- Type: Pistol
- Place of origin: United States

Production history
- Manufacturer: Ruger
- Produced: 2024–present
- Variants: Compact, full size models

Specifications
- Length: 7.13 in (181 mm) (compact model)
- Barrel length: 3.88 in (99 mm) (compact model)
- Width: 1.25 in (32 mm)
- Height: 5 in (130 mm) (compact model)
- Cartridge: 9×19mm
- Feed system: Glock-pattern box magazine
- Sights: Adjustable iron sights

= Ruger RXM =

The Ruger RXM (also stylized RxM) is a modular, striker-fired 9mm caliber semi-automatic pistol manufactured by Ruger, in collaboration with Magpul. It is based on the third-generation Glock 19, with which it shares some parts compatibility.
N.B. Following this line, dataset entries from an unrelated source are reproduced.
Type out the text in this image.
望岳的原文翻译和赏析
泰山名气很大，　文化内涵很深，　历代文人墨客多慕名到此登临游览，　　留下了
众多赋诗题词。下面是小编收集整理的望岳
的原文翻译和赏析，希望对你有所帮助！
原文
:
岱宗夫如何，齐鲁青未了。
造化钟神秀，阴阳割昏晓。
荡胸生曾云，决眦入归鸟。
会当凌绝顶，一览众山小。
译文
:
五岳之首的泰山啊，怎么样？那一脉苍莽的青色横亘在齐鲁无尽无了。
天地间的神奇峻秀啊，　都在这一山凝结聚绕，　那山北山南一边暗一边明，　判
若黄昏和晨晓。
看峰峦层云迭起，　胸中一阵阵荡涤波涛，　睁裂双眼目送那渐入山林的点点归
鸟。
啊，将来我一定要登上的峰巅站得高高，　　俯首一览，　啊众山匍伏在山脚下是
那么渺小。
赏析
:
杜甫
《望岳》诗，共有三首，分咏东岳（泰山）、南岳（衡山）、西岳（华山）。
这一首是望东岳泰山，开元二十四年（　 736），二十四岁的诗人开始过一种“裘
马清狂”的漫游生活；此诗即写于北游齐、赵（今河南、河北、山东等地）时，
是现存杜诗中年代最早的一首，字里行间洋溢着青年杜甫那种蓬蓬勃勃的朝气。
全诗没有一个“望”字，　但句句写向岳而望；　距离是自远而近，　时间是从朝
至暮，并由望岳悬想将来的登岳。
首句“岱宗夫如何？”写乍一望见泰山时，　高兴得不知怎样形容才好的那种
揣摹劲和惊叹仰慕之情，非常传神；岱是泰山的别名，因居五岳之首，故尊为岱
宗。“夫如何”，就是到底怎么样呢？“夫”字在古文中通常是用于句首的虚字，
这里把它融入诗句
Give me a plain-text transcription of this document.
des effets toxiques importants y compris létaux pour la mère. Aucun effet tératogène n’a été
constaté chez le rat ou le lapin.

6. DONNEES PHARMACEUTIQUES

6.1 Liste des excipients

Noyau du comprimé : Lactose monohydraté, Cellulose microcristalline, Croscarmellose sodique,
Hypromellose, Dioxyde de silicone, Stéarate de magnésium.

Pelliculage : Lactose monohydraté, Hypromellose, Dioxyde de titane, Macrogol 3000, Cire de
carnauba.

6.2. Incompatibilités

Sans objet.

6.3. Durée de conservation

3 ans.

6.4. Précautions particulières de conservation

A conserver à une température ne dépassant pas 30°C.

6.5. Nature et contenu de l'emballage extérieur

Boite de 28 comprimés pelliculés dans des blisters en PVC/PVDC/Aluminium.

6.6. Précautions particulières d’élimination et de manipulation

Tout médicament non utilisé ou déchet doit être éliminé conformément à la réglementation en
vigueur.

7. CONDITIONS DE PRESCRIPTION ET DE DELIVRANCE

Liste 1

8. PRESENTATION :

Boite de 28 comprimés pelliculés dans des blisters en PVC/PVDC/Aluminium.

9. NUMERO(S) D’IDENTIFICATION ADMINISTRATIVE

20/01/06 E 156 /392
As of January 2026, it is available in full size and compact configurations.

==Design==

The RXM is based on the third-generation Glock 19, and shares some parts compatibility with that generation. Unlike the Glock on which it is based, it features a separate serialized fire control unit (like the Sig Sauer P320, P365, Beretta APX and Springfield Armory Echelon) allowing for interchangeable grip modules. The grip modules, produced by Magpul, are available in full size and compact lengths, with a subcompact grip announced (but unavailable as of December 2025.) The grips are available in gray, black, dark earth and olive drab green. RXM slides also feature an optics cut that allows for configuration to several standard footprints, allowing the mounting of a range of optical sights.

===Controversy===

Due to the RXM being a Glock clone, the gun has been criticized for its potential to function with a Glock switch. In November 2025, following the decision of Glock to discontinue a number of models and launch a redesigned line, Connecticut Attorney General William Tong called for Ruger to redesign the RXM to disallow the potential use of switches.

==Reception==
The RXM has generally been received positively, with reviewers citing its combination of a Glock action with modern features such as a fire control unit, and a factory optic cut slide.